All of medieval Holt was wiped out in a fire in 1708. This was situated to the east of the present church. The church building was left pretty much gutted at that time. The present building is those ruins heavily restored in 1727 and the 19th century, as best they could. Whilst the Georgian buildings, for which Holt is now so renowned, were constructed off to the west of it.
The squat sturdy looking tower once featured a spire which has since been lost. The exterior of the nave walls look very patchy, appearing to have been rendered over at some point in order to hold them together. Indicating a period when substantial repairs were too costly, so a bodge of rendering was applied. This poverty seems not to be the case now, with a large well built modern hall and rooms built to one side in the 21st century.

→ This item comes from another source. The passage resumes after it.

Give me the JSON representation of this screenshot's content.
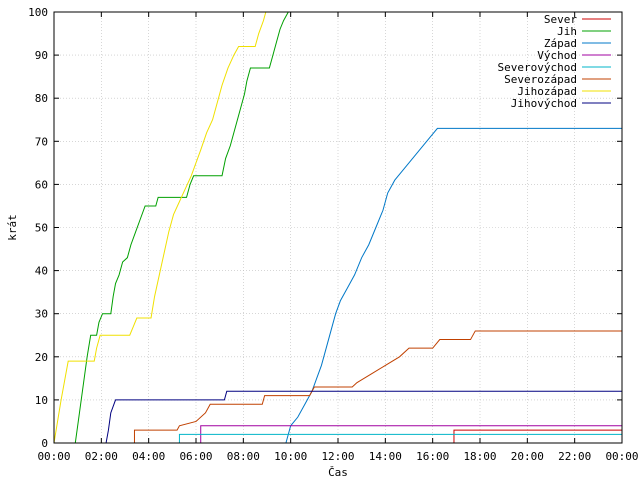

The church interior is generally quite plain and largely shorn of embellishment. The wooden roof, though is a rather splendid one, with pierced work echoing the window tracery pattern. There is a delicate, and likely original piscina and sediia. The extensive stained glass windows are all Victorian or later, but contains some rather fine examples. A lovely minimally decorated sacramental side Chapel, is framed by a decorative elongated arch. With a modern wood statue of St Andrew standing guard at its entrance.
As with many churches on the North Norfolk coast, Holt has a strong Anglo Catholic flavour to it. A small arched shrine just to the right of the Sacramental Chapel dedicated to Our Lady of Walsingham. And contemporary panels spaced out along both sides of the nave, house modernist interpretations of aspects of the Stations of the Cross. As a church Holt is frightfully neat but underwhelming. Apart from these modern panels, which are simply weird growths on a wall.